Inside a CCX, every core has to be linked to every other core. Having 4 cores per CCX means there have to be 6 links established for this all-to-all communication. If they went with more than 4 cores per CCX, that number of links grows very quickly. 5 cores would require 10 links, 6 cores need 15 links, 7 cores need 21 links and 8 cores need 28 links: that's a huge amount of inter-core links, that would take lots of place and make the design innefficient. My guess, based on AMD's modular strategy, is that the CCX will remain at 4 cores, and that each new Zen 2 die still has two 4-cores CCXs. The inter CCXs latency will remain a thing, although hopefully IF2 will help.

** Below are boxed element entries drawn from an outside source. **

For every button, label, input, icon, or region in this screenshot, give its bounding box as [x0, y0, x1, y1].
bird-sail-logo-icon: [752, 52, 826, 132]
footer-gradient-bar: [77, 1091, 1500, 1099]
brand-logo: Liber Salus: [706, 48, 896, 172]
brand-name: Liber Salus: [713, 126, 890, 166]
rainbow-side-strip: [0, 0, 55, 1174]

Now that they have taken all I/O out of the zen dice (yes, i too say "dice", seems sensible), they can change the former strategy of having 2 designs: one die with 1 CCX and an iGPU for the Raven Ridge line, and another with 2 CCXs for everything else. Now they could have several chiplets connected via IF2 on the same substrate to serve different markets. So for example 1 Zen 2 die + I/O + iGPU for Picasso, 2 zen 2 dice + I/O for regular Ryzen 3xxx (no iGP), 4 zen 2 dice + I/O for Threadripper 3, and as seen yesterday 8 dice + I/O for Epyc 2. Only the I/O would have to change from one design to another, and not even, they might be able to just use two versions of the I/O die, one for TR & Epyc, one for Ryzen 3xxx (both Picasso and regular Ryzen).
In any case, i think an 8 cores CCX is out of question, out of pure complexity of the design. We'll see soon enough!